Un apunte práctico: buena parte de los escaneos llega por red móvil y no por wifi, a menudo con cobertura irregular dentro de un centro comercial o un aparcamiento. Una página pesada pierde visitas que no aparecerán en ningún informe, porque se fueron antes de que cargaran las herramientas de medición.
El caso para el que existe este tipo. Una dirección por emplazamiento; si no, el análisis final es un número único que no dice nada.
En el lineal se decide si alguien quiere saber más. La página debe responder de un vistazo a lo que no cabía en el envase.
Un código en el estand evita el montón de catálogos que nadie se lleva en el avión.
Un código impreso es definitivo; solo el destino no lo es. La dirección está dentro. Lo que se cambia es lo que ocurre en esa dirección, y por eso una dirección propia con redirección de servidor es la única forma de «código modificable» que no depende de un servicio ajeno.

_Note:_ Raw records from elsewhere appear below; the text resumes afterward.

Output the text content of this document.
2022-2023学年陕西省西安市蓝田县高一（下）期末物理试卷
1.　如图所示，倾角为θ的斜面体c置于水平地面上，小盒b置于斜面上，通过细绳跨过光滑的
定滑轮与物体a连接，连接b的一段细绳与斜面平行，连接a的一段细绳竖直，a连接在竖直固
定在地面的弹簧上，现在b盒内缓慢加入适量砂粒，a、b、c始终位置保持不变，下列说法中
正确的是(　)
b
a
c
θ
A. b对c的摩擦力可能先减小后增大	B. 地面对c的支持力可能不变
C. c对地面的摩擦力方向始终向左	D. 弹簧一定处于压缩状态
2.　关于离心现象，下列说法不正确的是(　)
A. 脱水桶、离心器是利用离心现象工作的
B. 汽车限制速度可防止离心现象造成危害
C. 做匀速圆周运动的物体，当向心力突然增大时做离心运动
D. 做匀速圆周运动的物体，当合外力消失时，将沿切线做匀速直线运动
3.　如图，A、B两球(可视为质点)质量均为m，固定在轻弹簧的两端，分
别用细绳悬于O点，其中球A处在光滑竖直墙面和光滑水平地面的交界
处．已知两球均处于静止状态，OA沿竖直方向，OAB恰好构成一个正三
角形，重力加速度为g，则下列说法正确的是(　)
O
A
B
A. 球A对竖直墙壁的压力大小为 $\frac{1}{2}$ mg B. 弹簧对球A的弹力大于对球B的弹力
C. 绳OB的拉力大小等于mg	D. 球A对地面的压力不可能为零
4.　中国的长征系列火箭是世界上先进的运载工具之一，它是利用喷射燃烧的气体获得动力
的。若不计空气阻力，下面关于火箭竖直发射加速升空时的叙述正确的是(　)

Los escaneos no son personas. Quien escanea dos veces son dos escaneos, y la vista previa de un enlace en una aplicación de mensajes también es uno.
Los parámetros de seguimiento cuestan densidad. Medido con el codificador de este sitio, una dirección de 40 caracteres ocupa 29 módulos de lado; con una cadena UTM pasa a 98 caracteres y 41 módulos con la misma corrección.
Cualquiera puede leer el destino. La dirección está a la vista antes de que nadie toque, y por eso los acortadores cuestan confianza en papel.
Sin conexión no hay página. En el metro y en un pabellón de ferias no es una limitación teórica.